M. le président. La discussion générale est close.
Nous passons à la discussion du texte de la commission.
proposition de loi visant à instaurer un régime transitoire d’indemnisation pour les interdictions d’habitation résultant d’un risque de recul du trait de côte
Article unique
Le fonds mentionné à l’article L. 561-3 du code de l’environnement finance les indemnités allouées aux propriétaires d’un bien immeuble ayant fait l’objet d’une interdiction définitive d’habiter ou d’occuper les lieux prise en raison du risque de recul du trait de côte pour des faits intervenus avant le 1er janvier 2017, à l’exception des immeubles dont le permis de construire a été délivré par le maire au nom de la commune, en application d’un plan d’occupation des sols ou d’un plan local d’urbanisme.
Ces indemnités sont évaluées sans prendre en compte ce risque et leur montant maximum est fixé à 75 % de la valeur estimée de chaque bien.
M. le président.
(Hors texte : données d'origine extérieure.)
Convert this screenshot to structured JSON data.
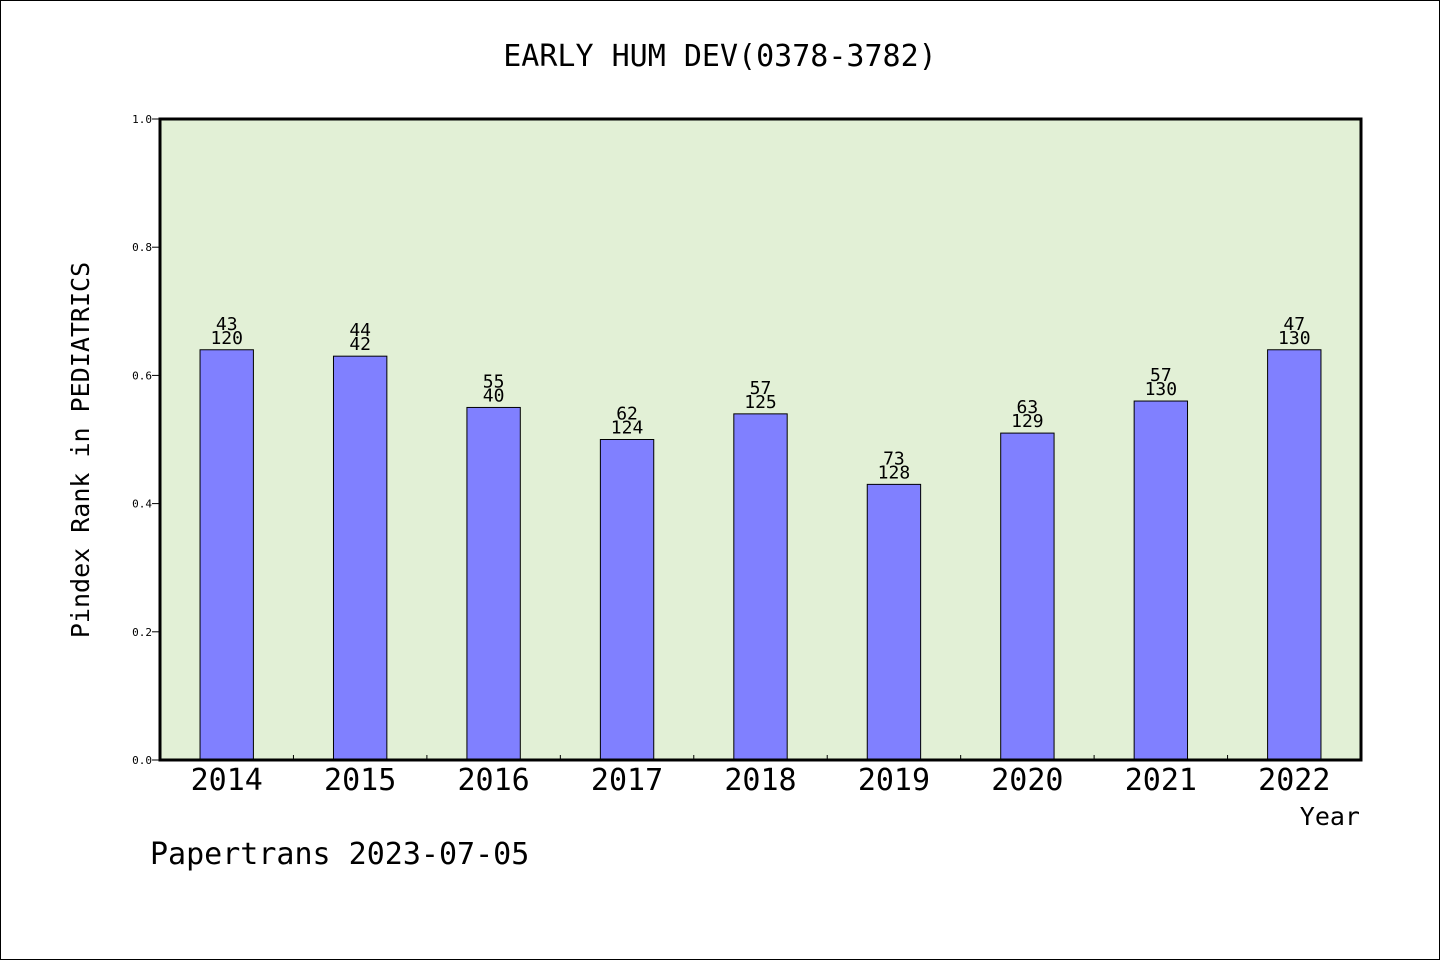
{
  "chart_data": {
    "type": "bar",
    "title": "EARLY HUM DEV(0378-3782)",
    "xlabel": "Year",
    "ylabel": "Pindex Rank in PEDIATRICS",
    "ylim": [
      0.0,
      1.0
    ],
    "yticks": [
      "0.0",
      "0.2",
      "0.4",
      "0.6",
      "0.8",
      "1.0"
    ],
    "categories": [
      "2014",
      "2015",
      "2016",
      "2017",
      "2018",
      "2019",
      "2020",
      "2021",
      "2022"
    ],
    "values": [
      0.64,
      0.63,
      0.55,
      0.5,
      0.54,
      0.43,
      0.51,
      0.56,
      0.64
    ],
    "label_top": [
      "43",
      "44",
      "55",
      "62",
      "57",
      "73",
      "63",
      "57",
      "47"
    ],
    "label_bottom": [
      "120",
      "42",
      "40",
      "124",
      "125",
      "128",
      "129",
      "130",
      "130"
    ],
    "grid": false,
    "colors": {
      "bar": "#8080ff",
      "plot_background": "#e2f0d6",
      "axis": "#000000"
    }
  },
  "footer": {
    "text": "Papertrans 2023-07-05"
  }
}
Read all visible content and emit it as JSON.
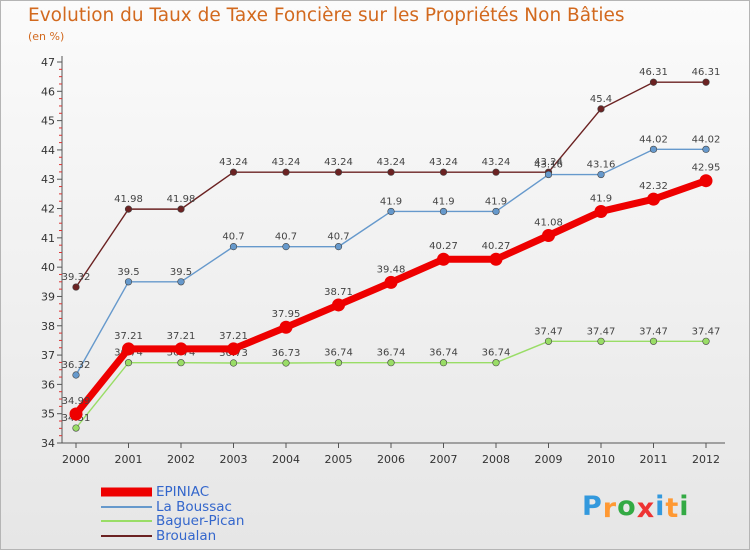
{
  "chart_data": {
    "type": "line",
    "title": "Evolution du Taux de Taxe Foncière sur les Propriétés Non Bâties",
    "subtitle": "(en %)",
    "x": [
      "2000",
      "2001",
      "2002",
      "2003",
      "2004",
      "2005",
      "2006",
      "2007",
      "2008",
      "2009",
      "2010",
      "2011",
      "2012"
    ],
    "ylim": [
      34,
      47
    ],
    "yticks": [
      "34",
      "35",
      "36",
      "37",
      "38",
      "39",
      "40",
      "41",
      "42",
      "43",
      "44",
      "45",
      "46",
      "47"
    ],
    "grid": false,
    "legend_position": "bottom-left",
    "series": [
      {
        "name": "Broualan",
        "color": "#6b2222",
        "values": [
          39.32,
          41.98,
          41.98,
          43.24,
          43.24,
          43.24,
          43.24,
          43.24,
          43.24,
          43.24,
          45.4,
          46.31,
          46.31
        ],
        "labels": [
          "39.32",
          "41.98",
          "41.98",
          "43.24",
          "43.24",
          "43.24",
          "43.24",
          "43.24",
          "43.24",
          "43.24",
          "45.4",
          "46.31",
          "46.31"
        ]
      },
      {
        "name": "La Boussac",
        "color": "#6699cc",
        "values": [
          36.32,
          39.5,
          39.5,
          40.7,
          40.7,
          40.7,
          41.9,
          41.9,
          41.9,
          43.16,
          43.16,
          44.02,
          44.02
        ],
        "labels": [
          "36.32",
          "39.5",
          "39.5",
          "40.7",
          "40.7",
          "40.7",
          "41.9",
          "41.9",
          "41.9",
          "43.16",
          "43.16",
          "44.02",
          "44.02"
        ]
      },
      {
        "name": "Baguer-Pican",
        "color": "#99dd66",
        "values": [
          34.51,
          36.74,
          36.74,
          36.73,
          36.73,
          36.74,
          36.74,
          36.74,
          36.74,
          37.47,
          37.47,
          37.47,
          37.47
        ],
        "labels": [
          "34.51",
          "36.74",
          "36.74",
          "36.73",
          "36.73",
          "36.74",
          "36.74",
          "36.74",
          "36.74",
          "37.47",
          "37.47",
          "37.47",
          "37.47"
        ]
      },
      {
        "name": "EPINIAC",
        "color": "#ee0000",
        "values": [
          34.99,
          37.21,
          37.21,
          37.21,
          37.95,
          38.71,
          39.48,
          40.27,
          40.27,
          41.08,
          41.9,
          42.32,
          42.95
        ],
        "labels": [
          "34.99",
          "37.21",
          "37.21",
          "37.21",
          "37.95",
          "38.71",
          "39.48",
          "40.27",
          "40.27",
          "41.08",
          "41.9",
          "42.32",
          "42.95"
        ]
      }
    ]
  },
  "legend": [
    {
      "label": "EPINIAC",
      "color": "#ee0000"
    },
    {
      "label": "La Boussac",
      "color": "#6699cc"
    },
    {
      "label": "Baguer-Pican",
      "color": "#99dd66"
    },
    {
      "label": "Broualan",
      "color": "#6b2222"
    }
  ],
  "logo": {
    "letters": [
      "P",
      "r",
      "o",
      "x",
      "i",
      "t",
      "i"
    ],
    "colors": [
      "#3399dd",
      "#ff9933",
      "#33aa44",
      "#ee3333",
      "#3399dd",
      "#ff9933",
      "#33aa44"
    ]
  }
}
La parole est à M. le président de la commission.
M. Hervé Maurey, président de la commission de l’aménagement du territoire et du développement durable. Madame la secrétaire d’État, vous avez fait connaître, il y a quelques instants, votre avis négatif sur la proposition de loi.
C’est la cinquième fois en peu de temps qu’une proposition de loi reçoit un avis négatif du Gouvernement. Celle sur l’eau et l’assainissement, celle sur la loi Littoral, celle de Patrick Chaize sur le numérique et la mienne, sur le ferroviaire : autant de textes, portant sur des sujets variés et déposés par des groupes divers, auxquels le Gouvernement s’est opposé. Nous devrions donc être habitués !
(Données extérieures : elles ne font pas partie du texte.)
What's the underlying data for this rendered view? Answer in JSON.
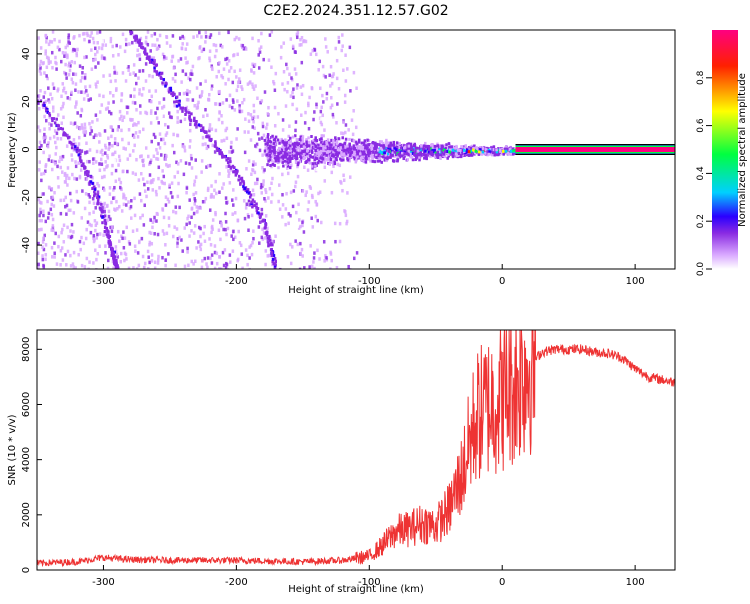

Et pourtant… Comme vous l’avez compris aux réactions suscitées par votre intervention, tous, à quelque groupe que nous appartenions, nous sommes choqués par cette position du Gouvernement.
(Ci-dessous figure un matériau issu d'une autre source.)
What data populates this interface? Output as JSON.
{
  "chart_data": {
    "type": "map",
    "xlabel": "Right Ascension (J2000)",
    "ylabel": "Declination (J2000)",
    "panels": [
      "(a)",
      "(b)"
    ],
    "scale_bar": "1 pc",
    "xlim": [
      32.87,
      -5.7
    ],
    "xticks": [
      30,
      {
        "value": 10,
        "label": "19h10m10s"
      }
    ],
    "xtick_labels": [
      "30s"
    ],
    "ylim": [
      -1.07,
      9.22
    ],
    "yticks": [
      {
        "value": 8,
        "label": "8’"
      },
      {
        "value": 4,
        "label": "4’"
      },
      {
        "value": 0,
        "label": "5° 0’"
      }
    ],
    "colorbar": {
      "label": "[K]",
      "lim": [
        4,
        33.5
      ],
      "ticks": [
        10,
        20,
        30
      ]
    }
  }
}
Tout simplement parce que, comme l’ensemble des orateurs l’ont expliqué, à commencer par l’auteur de la proposition de loi et la rapporteur, nous sommes face à des drames humains absolument épouvantables. Quand des familles ne peuvent plus habiter leur logement, mais continuent de payer des remboursements d’emprunt et doivent en même temps payer un loyer, ce qui les accule parfois dans des situations dramatiques, le « on verra plus tard » est juste tout à fait insupportable ! (Mme Françoise Cartron opine.)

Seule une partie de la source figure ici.